Penn introduced the PCR saliva test — given at the DuBois and Houston Hall testing sites — and PennOpen Pass as tools to track and document COVID-19 cases in the community.
Dining saw drastic reforms, and dining halls relied on the “grab-and-go” method to distribute food for students on the dining plan.
With the introduction of the Pfizer-BioNTech and Moderna vaccines, Penn instated a vaccine mandate beginning April 2021, offering vaccine clinics for students and faculty.
As cases declined in the summer of 2021, the incoming Class of 2025 was able to experience Penn traditions on campus as in-person instruction resumed for the first time since March 2020.
Former President Amy Gutmann gave a convocation speech to the Class of 2025, highlighting the perseverance of the Penn community during the pandemic that made the event possible.
Fall 2021 saw the reintroduction of in-person classes, with mask mandates and biweekly testing protocols in place.

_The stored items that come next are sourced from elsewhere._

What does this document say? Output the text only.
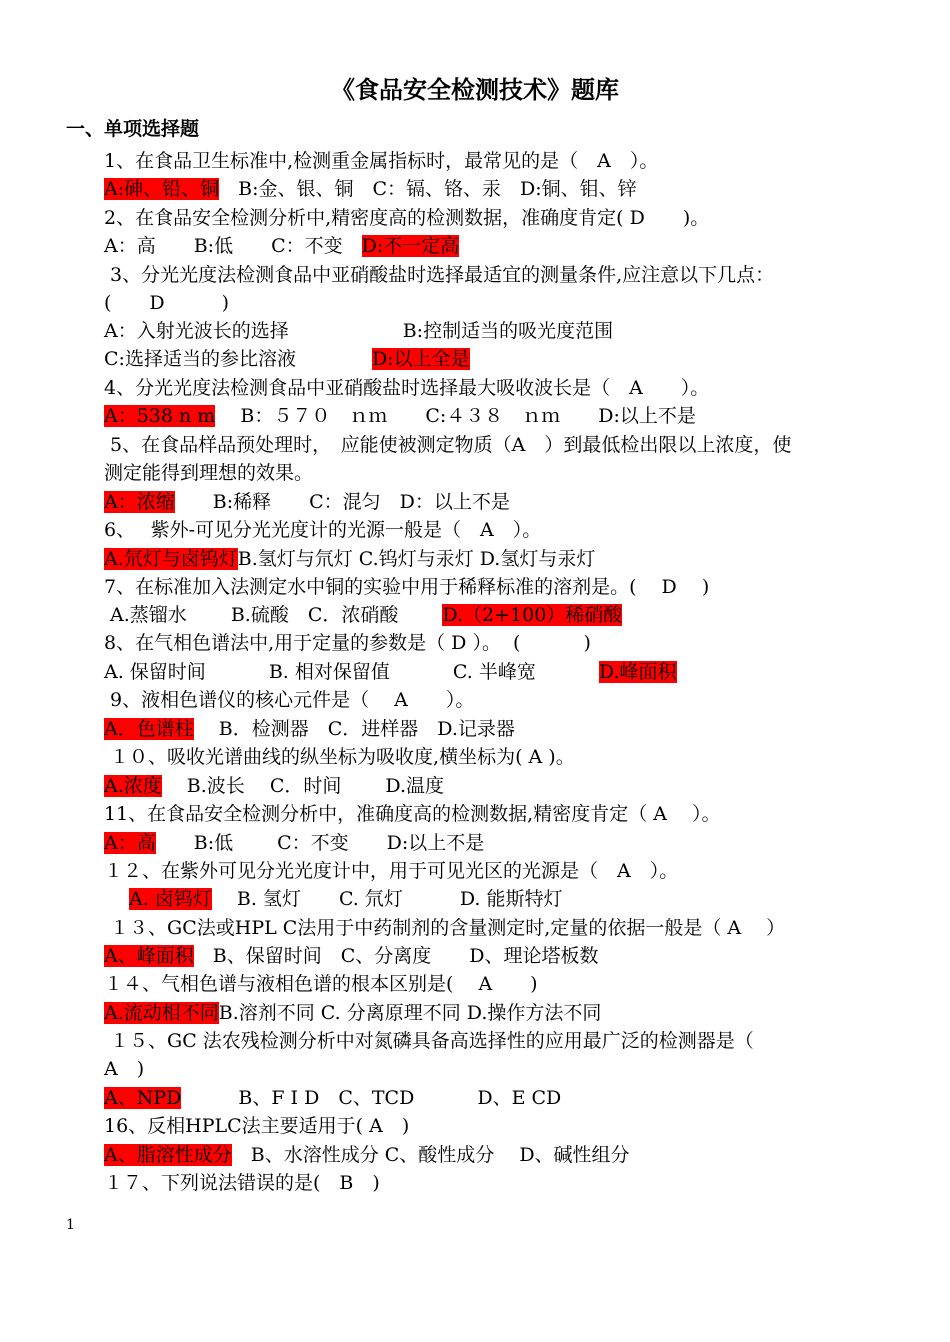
《食品安全检测技术》题库
一、单项选择题
1、在食品卫生标准中,检测重金属指标时，最常见的是（　A　）。
A:砷、铅、铜　B:金、银、铜　C：镉、铬、汞　D:铜、钼、锌
2、在食品安全检测分析中,精密度高的检测数据，准确度肯定( D　　)。
A：高　　B:低　　C：不变　D:不一定高
3、分光光度法检测食品中亚硝酸盐时选择最适宜的测量条件,应注意以下几点：
(　　D　　　)
A：入射光波长的选择　　　　　　B:控制适当的吸光度范围
C:选择适当的参比溶液　　　　D:以上全是
4、分光光度法检测食品中亚硝酸盐时选择最大吸收波长是（　A　　）。
A：538 n m　 B：５７０　ｎｍ　　C:４３８　ｎｍ　　D:以上不是
5、在食品样品预处理时，　应能使被测定物质（A　）到最低检出限以上浓度，使
测定能得到理想的效果。
A：浓缩　　B:稀释　　C：混匀　D：以上不是
6、　 紫外-可见分光光度计的光源一般是（　A　）。
A.氘灯与卤钨灯B.氢灯与氘灯 C.钨灯与汞灯 D.氢灯与汞灯
7、在标准加入法测定水中铜的实验中用于稀释标准的溶剂是。(　 D　 )
A.蒸镏水　　 B.硫酸　C．浓硝酸　　 D.（2+100）稀硝酸
8、在气相色谱法中,用于定量的参数是（ D ）。  (　　　 )
A. 保留时间　　　 B. 相对保留值　　　 C. 半峰宽　　　 D.峰面积
9、液相色谱仪的核心元件是（　 A　　）。
A．色谱柱　 B．检测器　C．进样器　D.记录器
１０、吸收光谱曲线的纵坐标为吸收度,横坐标为( A )。
A.浓度　 B.波长　 C．时间　　 D.温度
11、在食品安全检测分析中，准确度高的检测数据,精密度肯定（ A　 ）。
A：高　　B:低　　 C：不变　　D:以上不是
１２、在紫外可见分光光度计中，用于可见光区的光源是（　A　）。
　 A. 卤钨灯　 B. 氢灯　　C. 氘灯　　　D. 能斯特灯
１３、GC法或HPL C法用于中药制剂的含量测定时,定量的依据一般是（ A　 ）
A、峰面积　B、保留时间　C、分离度　　D、理论塔板数
１４、气相色谱与液相色谱的根本区别是(　 A　　)
A.流动相不同B.溶剂不同 C. 分离原理不同 D.操作方法不同
１５、GC 法农残检测分析中对氮磷具备高选择性的应用最广泛的检测器是（
A　)
A、NPD　　　B、F I D　C、TCD　　　 D、E CD
16、反相HPLC法主要适用于( A　)
A、脂溶性成分　B、水溶性成分 C、酸性成分　 D、碱性组分
１７、下列说法错误的是(　B　)
1
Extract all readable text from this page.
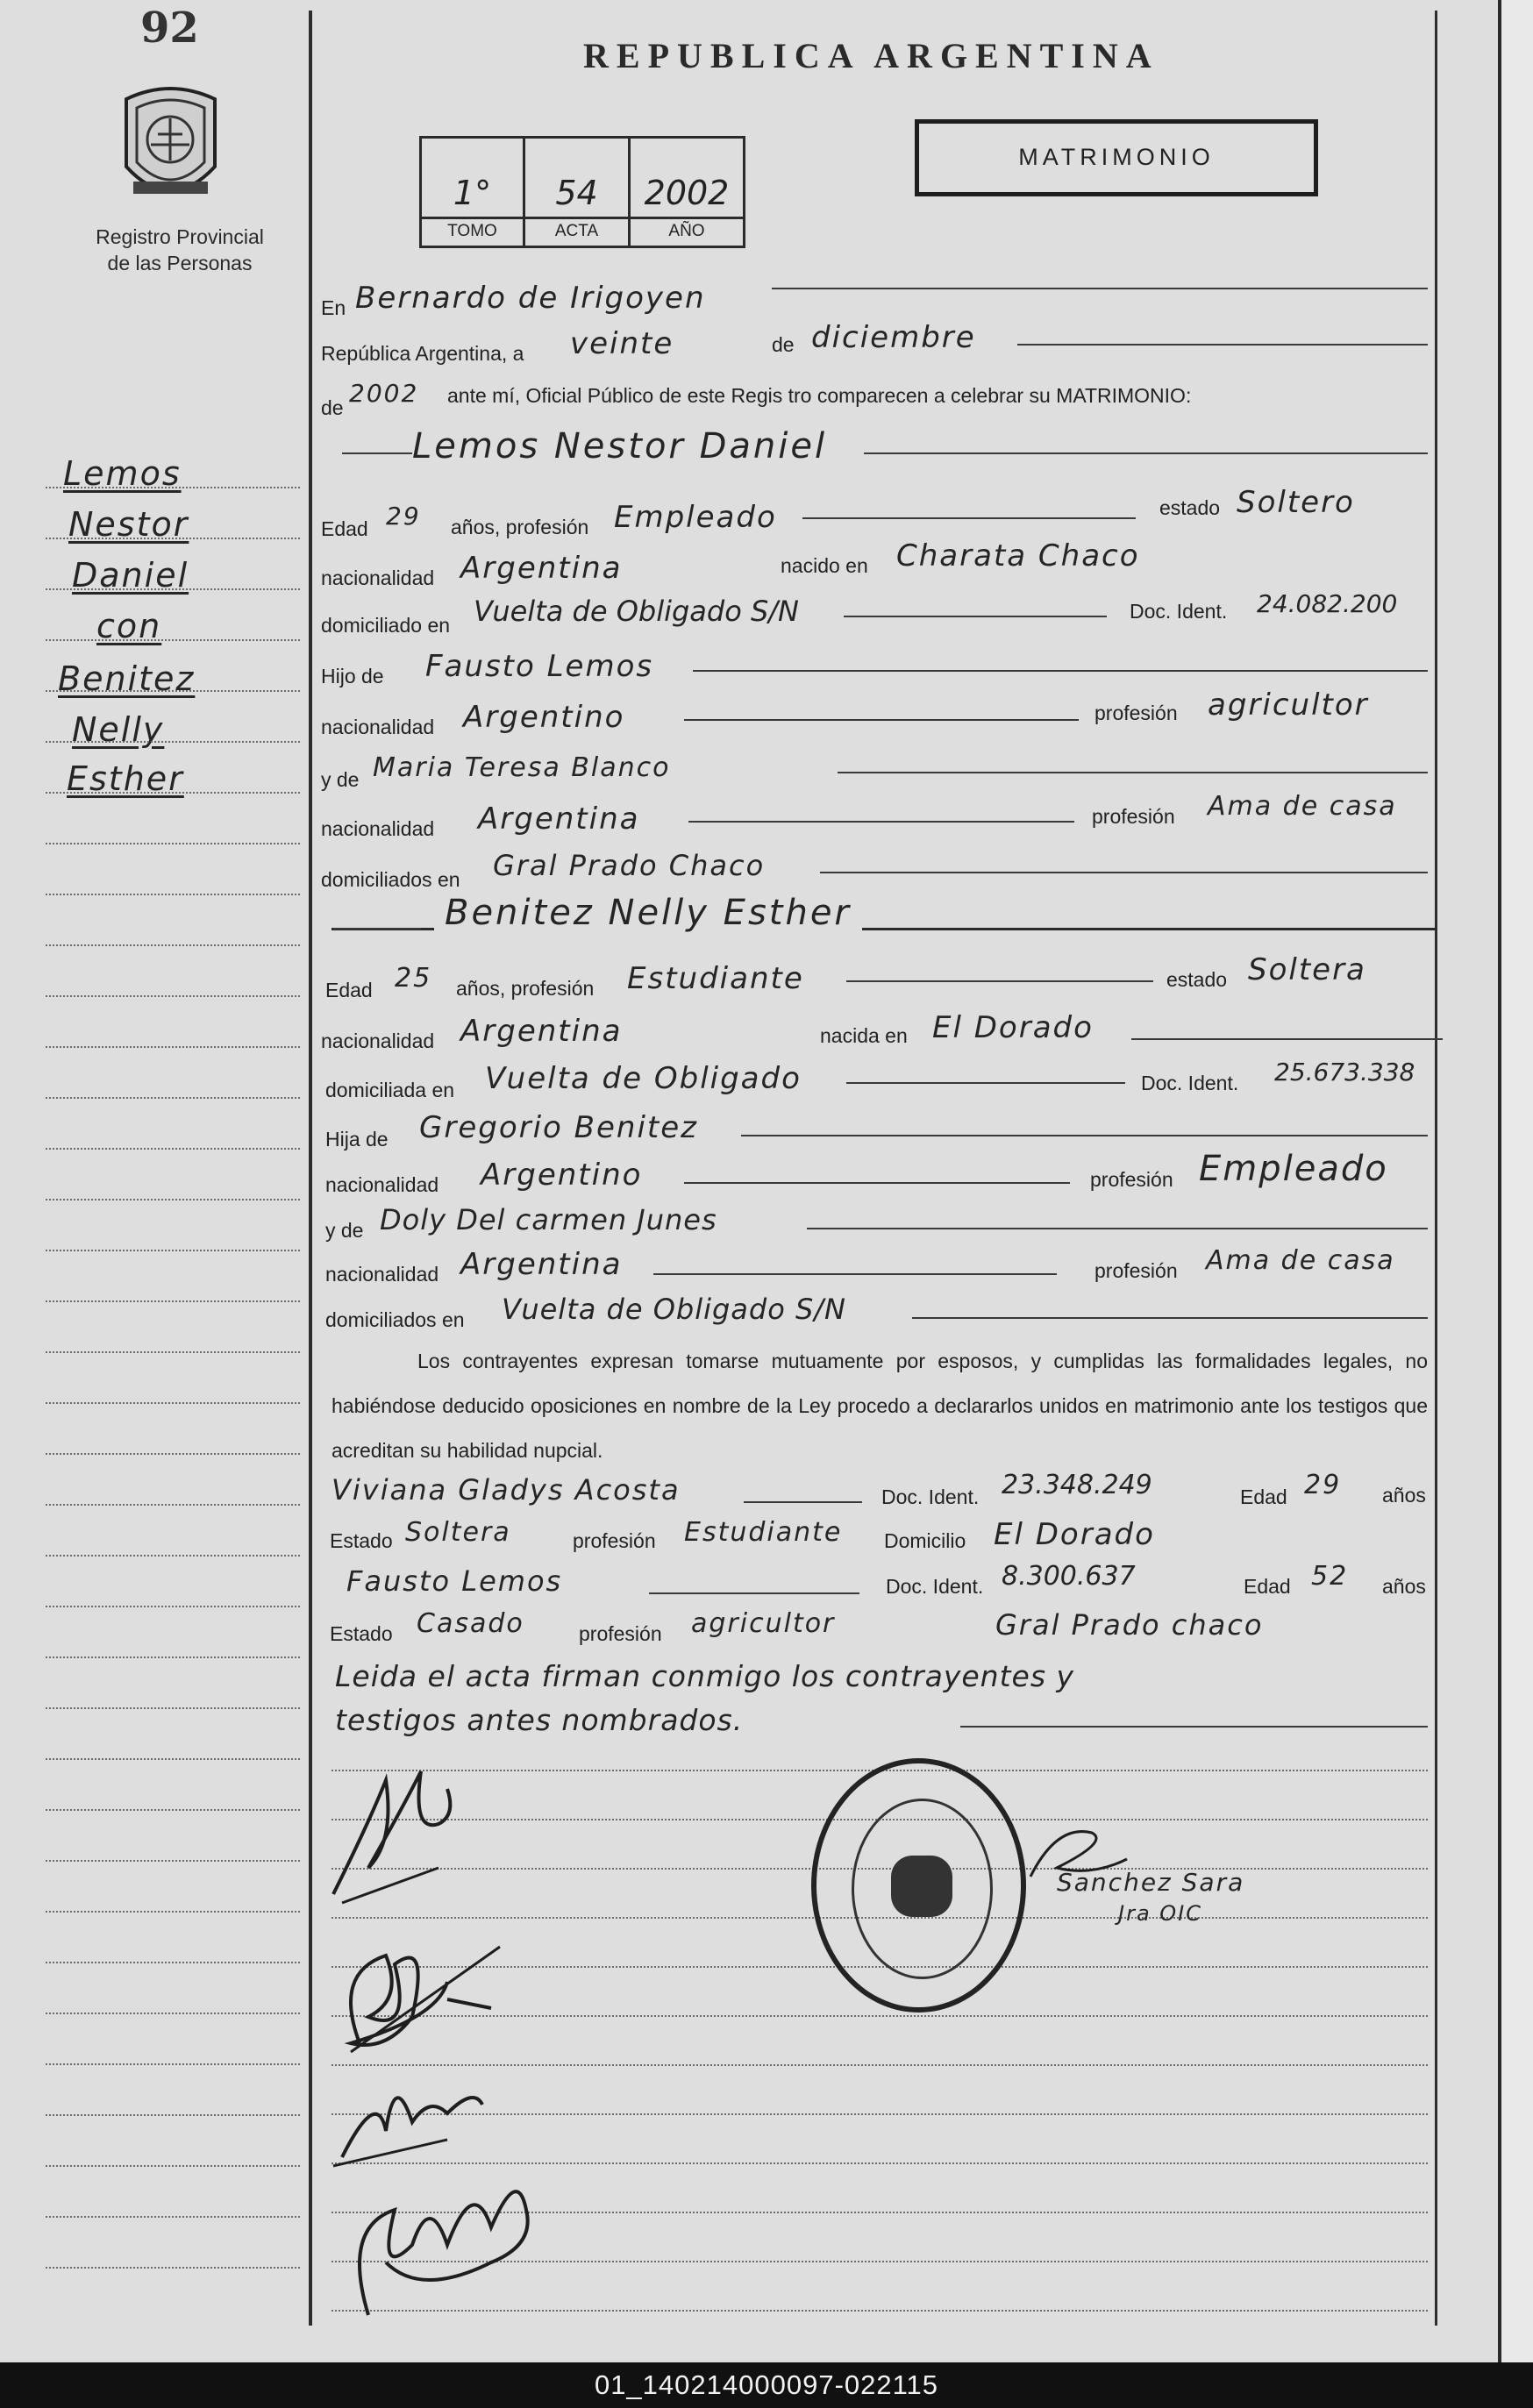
92
Registro Provincial
de las Personas
REPUBLICA ARGENTINA
MATRIMONIO
1°
TOMO
54
ACTA
2002
AÑO
Lemos
Nestor
Daniel
con
Benitez
Nelly
Esther
En Bernardo de Irigoyen
República Argentina, a veinte	de diciembre
de 2002 ante mí, Oficial Público de este Regis tro comparecen a celebrar su MATRIMONIO:
Lemos Nestor Daniel
Edad 29 años, profesión Empleado	estado Soltero
nacionalidad Argentina	nacido en Charata Chaco
domiciliado en Vuelta de Obligado S/N	Doc. Ident. 24.082.200
Hijo de Fausto Lemos
nacionalidad Argentino	profesión agricultor
y de Maria Teresa Blanco
nacionalidad Argentina	profesión Ama de casa
domiciliados en Gral Prado Chaco
Benitez Nelly Esther
Edad 25 años, profesión Estudiante	estado Soltera
nacionalidad Argentina	nacida en El Dorado
domiciliada en Vuelta de Obligado	Doc. Ident. 25.673.338
Hija de Gregorio Benitez
nacionalidad Argentino	profesión Empleado
y de Doly Del carmen Junes
nacionalidad Argentina	profesión Ama de casa
domiciliados en Vuelta de Obligado S/N
Los contrayentes expresan tomarse mutuamente por esposos, y cumplidas las formalidades legales, no habiéndose deducido oposiciones en nombre de la Ley procedo a declararlos unidos en matrimonio ante los testigos que acreditan su habilidad nupcial.
Viviana Gladys Acosta	Doc. Ident. 23.348.249	Edad 29 años
Estado Soltera	profesión Estudiante Domicilio El Dorado
Fausto Lemos	Doc. Ident. 8.300.637	Edad 52 años
Estado Casado	profesión agricultor	Gral Prado chaco
Leida el acta firman conmigo los contrayentes y
testigos antes nombrados.
Sanchez Sara
Jra OIC
01_140214000097-022115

The decline in COVID-19 cases allowed sports its glorious return at Franklin Field for the first time since 2019.
The Omicron variant presented a roadblock, resulting in a virtual end to the 2021 fall semester. To combat against the new rise in cases, Penn instated a booster mandate for the Penn community in January 2022.
On March 15, 2022, Interim President Wendell Pritchett announced that the University will be moving to a mask-optional policy in indoor spaces, signaling hope for post-pandemic life.